TEMPERATURE = 2.0      # KL softening
ALPHA       = 0.7      # KD 가중치 (0~1)

def train_epoch(model, loader, opt, sched,
                *, ALPHA=0.5, TEMPERATURE=2.0, device="cuda"):
    model.train()
    ce = nn.CrossEntropyLoss()

    for batch_idx, (qids, tpcs, c_emo, ans) in enumerate(loader):

        # --- 데이터 이동
        ans   = ans.to(device)
        c_emo = c_emo.to(device)

        # --- 1) Teacher (감정 사용) -----------------------------
        logits_T = model(tpcs, c_emo, use_emotion=True)    # [B,5]

        # --- 2) Student (감정 OFF) -----------------------------
        logits_S = model(tpcs, c_emo, use_emotion=False)   # [B,5]
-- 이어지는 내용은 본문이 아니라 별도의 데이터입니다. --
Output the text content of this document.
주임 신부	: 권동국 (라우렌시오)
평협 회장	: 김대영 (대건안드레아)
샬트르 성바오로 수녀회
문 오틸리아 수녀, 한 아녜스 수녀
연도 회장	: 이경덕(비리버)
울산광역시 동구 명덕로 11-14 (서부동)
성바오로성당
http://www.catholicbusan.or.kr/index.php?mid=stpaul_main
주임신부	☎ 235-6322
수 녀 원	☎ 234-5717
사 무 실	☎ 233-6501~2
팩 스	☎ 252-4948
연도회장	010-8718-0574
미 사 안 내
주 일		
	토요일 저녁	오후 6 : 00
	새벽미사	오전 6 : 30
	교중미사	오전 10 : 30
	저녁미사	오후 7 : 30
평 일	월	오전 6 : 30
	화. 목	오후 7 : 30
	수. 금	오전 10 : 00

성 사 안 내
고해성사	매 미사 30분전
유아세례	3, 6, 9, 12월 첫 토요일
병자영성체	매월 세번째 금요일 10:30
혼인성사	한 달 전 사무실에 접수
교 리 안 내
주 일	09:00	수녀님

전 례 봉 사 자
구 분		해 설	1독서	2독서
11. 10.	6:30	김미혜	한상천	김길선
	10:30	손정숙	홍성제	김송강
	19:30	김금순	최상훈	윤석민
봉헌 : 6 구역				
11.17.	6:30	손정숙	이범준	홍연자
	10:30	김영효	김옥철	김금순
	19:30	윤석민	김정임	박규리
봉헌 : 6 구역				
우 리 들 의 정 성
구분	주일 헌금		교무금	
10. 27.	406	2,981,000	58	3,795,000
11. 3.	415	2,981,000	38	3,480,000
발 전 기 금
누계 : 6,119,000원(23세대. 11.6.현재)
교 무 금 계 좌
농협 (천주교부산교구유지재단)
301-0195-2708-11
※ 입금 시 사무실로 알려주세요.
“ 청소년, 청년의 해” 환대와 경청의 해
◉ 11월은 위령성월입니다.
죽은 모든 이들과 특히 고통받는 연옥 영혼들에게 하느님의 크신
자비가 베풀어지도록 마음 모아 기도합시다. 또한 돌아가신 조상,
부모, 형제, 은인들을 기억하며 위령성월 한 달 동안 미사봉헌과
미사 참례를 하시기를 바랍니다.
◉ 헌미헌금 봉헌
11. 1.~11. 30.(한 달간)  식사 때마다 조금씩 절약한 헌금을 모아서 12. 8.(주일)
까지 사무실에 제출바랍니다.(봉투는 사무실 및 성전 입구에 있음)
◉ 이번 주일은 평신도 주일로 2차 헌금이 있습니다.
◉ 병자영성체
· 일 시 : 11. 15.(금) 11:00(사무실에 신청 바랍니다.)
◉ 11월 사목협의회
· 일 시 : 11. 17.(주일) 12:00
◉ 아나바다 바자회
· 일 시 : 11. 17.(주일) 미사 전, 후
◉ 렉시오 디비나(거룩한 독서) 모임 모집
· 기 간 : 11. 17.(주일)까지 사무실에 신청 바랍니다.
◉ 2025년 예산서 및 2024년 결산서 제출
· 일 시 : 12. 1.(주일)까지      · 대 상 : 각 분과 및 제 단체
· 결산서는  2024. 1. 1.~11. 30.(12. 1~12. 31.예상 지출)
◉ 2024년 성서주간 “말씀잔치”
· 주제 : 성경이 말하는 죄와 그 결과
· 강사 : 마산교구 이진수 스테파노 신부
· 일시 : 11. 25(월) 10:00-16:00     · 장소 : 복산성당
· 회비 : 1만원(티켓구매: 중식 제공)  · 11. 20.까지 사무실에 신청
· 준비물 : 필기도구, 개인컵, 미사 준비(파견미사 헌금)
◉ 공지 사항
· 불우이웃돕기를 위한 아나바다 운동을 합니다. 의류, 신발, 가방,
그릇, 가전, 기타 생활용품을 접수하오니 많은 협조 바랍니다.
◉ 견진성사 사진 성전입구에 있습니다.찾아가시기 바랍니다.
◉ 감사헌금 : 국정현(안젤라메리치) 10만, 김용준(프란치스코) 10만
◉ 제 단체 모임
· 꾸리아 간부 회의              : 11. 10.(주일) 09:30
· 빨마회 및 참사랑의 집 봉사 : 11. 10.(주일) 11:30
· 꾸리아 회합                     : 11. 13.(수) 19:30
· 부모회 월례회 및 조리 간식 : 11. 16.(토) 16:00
        # --- 3) 손실 계산 --------------------------------------
        loss_ce = ce(logits_S, ans)                        # CE

        kd_loss = F.kl_div(
            F.log_softmax(logits_S / TEMPERATURE, dim=-1),
            F.softmax(    logits_T / TEMPERATURE, dim=-1),
            reduction="batchmean"
        ) * (TEMPERATURE ** 2)

        loss = (1 - ALPHA) * loss_ce + ALPHA * kd_loss

        # --- 🔥 디버깅을 위해 추가할 코드 🔥 ---
        if batch_idx % 20 == 0:  # 20 배치마다 한 번씩 출력
            print(f"  [Train] Epoch {epoch}, Batch {batch_idx}/{len(loader)}, Loss: {loss.item():.4f}")
        # ------------------------------------

        # --- 4) 역전파 & 옵티마이저 ----------------------------
        opt.zero_grad()
        loss.backward()
        nn.utils.clip_grad_norm_(model.parameters(), 1.0)
        opt.step()
        sched.step()

In [118]:
collate_fn  = build_collate_fn(Tokenizer)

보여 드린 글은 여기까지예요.